The fishing lake at Sand Hutton has been drained as officers meticulously comb through the mud at the bottom.
Specially trained officers have also been scouring the undergrowth in the area, which has been cordoned off.
Police believe Ms Lawrence – who lived in the Heworth area of York and worked as a chef at the University of York – was murdered, although no body has ever been found.
She was last seen on March 18 2009. North Yorkshire Police has conducted two investigations and questioned nine people in relation to her disappearance and suspected murder, but no charges have ever been brought.

Police today confirmed that a lake had been drained as part of their investigation into Claudia’s disappearance and suspected murder.

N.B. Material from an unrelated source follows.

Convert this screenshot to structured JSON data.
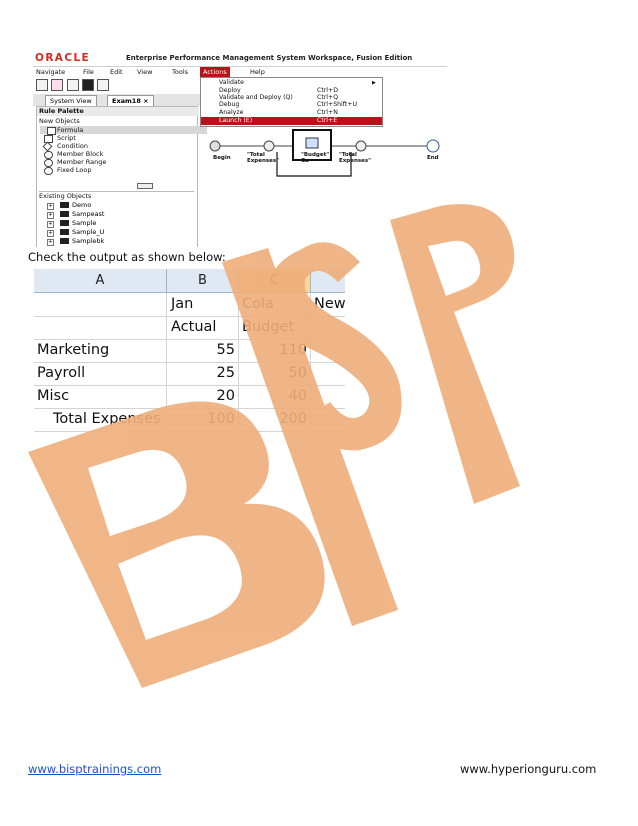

A North Yorkshire Police spokesperson said: “Officers remain at the site and the searches that began last week are continuing.
“We expect to be at the site for a number of days.”
Officers have marked a 700-foot stretch of land near the gravel pits and dug up a single three foot deep hole.
Around 40 officers have been searched the site with sticks while divers searched the lakes.
Detective Superintendent Wayne Fox, leading the investigation, said new information has come to light since they began the Sand Hutton Gravel Pits search.
Now owned by the York and District Amalgamation of Anglers, the lakes were formed after a gravel works was shut about a century ago.